Another Black Hat conference has come and gone. Here are a few observations from my two days, spent mostly in the Business Hall chatting with folks from more than 50 of the sponsor companies.
Foot Traffic. I don’t have any hard stats to share, but it definitely seemed more crowded than in the past. If I had to guess, I’d say volume on the show floor was up a solid 30-40% over 2017. All but one sponsor I spoke with was pleased with the amount (and quality) of attention they were getting.
Logistics and Layout. I’m going to chalk it up to growing pains (see above), but compared to other shows I regularly attend (e.g., RSAC and Gartner Security Summit), the level of polish/convenience was below par. A cumbersome, multi-queue check-in process punctuated by too few stations for badge pick-up, no obvious map/directory of participating sponsors, and too few hydration stations (at least on day 1) top my list of gripes in this area. Also, I couldn’t help feeling a little bit sorry for the sponsors with booths located in the hallway between the larger and smaller show floors. Several I spoke with were not happy about being stuck in “no-man’s land.”
Themes and Technologies.
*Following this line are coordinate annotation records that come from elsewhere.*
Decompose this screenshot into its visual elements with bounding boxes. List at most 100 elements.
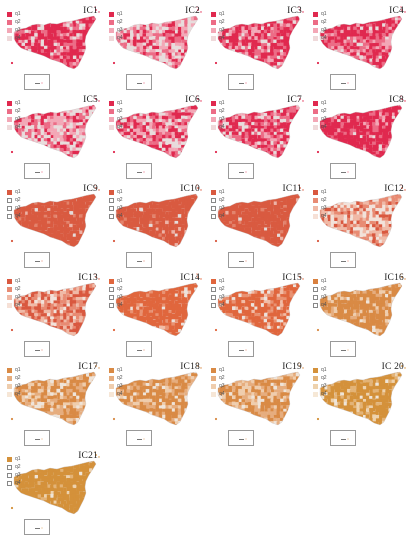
municipality-cell (340, 135, 345, 139)
municipality-cell (398, 132, 402, 136)
municipality-cell (184, 58, 188, 63)
municipality-cell (43, 122, 48, 126)
municipality-cell (350, 26, 354, 31)
municipality-cell (174, 198, 179, 203)
municipality-cell (44, 26, 48, 31)
municipality-cell (126, 201, 131, 206)
municipality-cell (34, 26, 38, 31)
municipality-cell (225, 32, 230, 37)
municipality-cell (158, 115, 163, 120)
municipality-cell (365, 42, 370, 47)
municipality-cell (76, 201, 80, 205)
municipality-cell (66, 105, 71, 110)
municipality-cell (366, 134, 370, 139)
municipality-cell (41, 223, 45, 228)
municipality-cell (228, 151, 233, 155)
municipality-cell (286, 125, 291, 129)
municipality-cell (394, 39, 399, 44)
municipality-cell (155, 26, 160, 31)
municipality-cell (378, 109, 383, 113)
municipality-cell (94, 61, 96, 66)
municipality-cell (129, 58, 134, 63)
municipality-cell (69, 138, 74, 143)
municipality-cell (171, 36, 175, 41)
municipality-cell (116, 135, 121, 139)
municipality-cell (232, 119, 236, 123)
municipality-cell (292, 154, 297, 158)
municipality-cell (340, 106, 344, 111)
map-panel: IC8 q1 q2 q3 q4 (308, 91, 408, 181)
municipality-cell (116, 148, 121, 152)
municipality-cell (254, 36, 258, 40)
municipality-cell (66, 62, 71, 66)
municipality-cell (63, 52, 67, 56)
municipality-cell (356, 52, 361, 57)
municipality-cell (184, 198, 189, 202)
municipality-cell (46, 220, 51, 225)
municipality-cell (299, 131, 300, 136)
municipality-cell (241, 52, 246, 56)
municipality-cell (69, 147, 74, 152)
municipality-cell (260, 62, 265, 66)
municipality-cell (378, 144, 383, 148)
municipality-cell (14, 36, 16, 41)
municipality-cell (292, 157, 297, 158)
municipality-cell (363, 153, 367, 158)
municipality-cell (289, 144, 294, 148)
municipality-cell (340, 144, 344, 149)
municipality-cell (155, 105, 160, 110)
municipality-cell (388, 64, 393, 69)
municipality-cell (143, 58, 147, 63)
municipality-cell (360, 71, 364, 75)
municipality-cell (143, 45, 147, 50)
municipality-cell (168, 20, 173, 24)
municipality-cell (123, 144, 127, 149)
municipality-cell (37, 217, 41, 221)
municipality-cell (159, 201, 163, 205)
municipality-cell (18, 148, 22, 152)
municipality-cell (366, 55, 370, 59)
municipality-cell (174, 39, 179, 43)
municipality-cell (162, 138, 166, 143)
municipality-cell (88, 59, 93, 63)
municipality-cell (382, 105, 386, 107)
municipality-cell (60, 157, 64, 158)
municipality-cell (296, 128, 300, 133)
municipality-cell (50, 68, 54, 69)
municipality-cell (365, 112, 370, 117)
municipality-cell (37, 157, 42, 158)
municipality-cell (369, 39, 373, 43)
municipality-cell (27, 17, 32, 22)
municipality-cell (79, 17, 83, 22)
municipality-cell (91, 214, 96, 218)
municipality-cell (279, 105, 284, 107)
municipality-cell (28, 68, 32, 69)
municipality-cell (15, 65, 19, 69)
municipality-cell (21, 131, 26, 136)
municipality-cell (320, 55, 322, 60)
municipality-cell (231, 16, 236, 18)
municipality-cell (165, 17, 169, 22)
municipality-cell (343, 109, 348, 114)
municipality-cell (133, 150, 137, 155)
municipality-cell (50, 55, 54, 60)
municipality-cell (196, 39, 198, 44)
municipality-cell (31, 208, 35, 212)
municipality-cell (91, 128, 96, 133)
municipality-cell (228, 131, 233, 136)
municipality-cell (295, 36, 300, 40)
municipality-cell (266, 157, 271, 158)
municipality-cell (123, 65, 128, 69)
municipality-cell (158, 138, 163, 143)
municipality-cell (222, 141, 227, 145)
municipality-cell (263, 132, 268, 136)
municipality-cell (266, 30, 271, 34)
municipality-cell (350, 65, 354, 69)
municipality-cell (375, 16, 380, 18)
municipality-cell (145, 65, 150, 69)
municipality-cell (175, 135, 179, 139)
municipality-cell (116, 141, 118, 146)
municipality-cell (21, 55, 26, 59)
municipality-cell (244, 20, 249, 24)
municipality-cell (267, 36, 272, 40)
Several sponsors sported comic-based themes (or activities). Presumably the rationale here is simply one of attracting attention. But one colleague mentioned the very plausible added goal of appealing to millennials – be they potential customers or employees. As for it being the “Year of X,” I didn’t see any specific security technology/solution that clearly stood out above all others. That said, there were a few that caught my attention due to their above average frequency of being prominently featured on sponsor’s booths. These included security orchestration, automation, and response (aka, SOAR), application security (e.g., testing and container security tools), and “cyber resilience” (whatever that actually means).
Closing Thoughts and Impressions. Puzzled though I am by the proliferation of sponsors offering goofy-looking socks to pull attendees into their booths, one thing is clear to me now more than ever: Black Hat is rapidly becoming a “must-attend-every-year” event for both the security vendor and practitioner communities.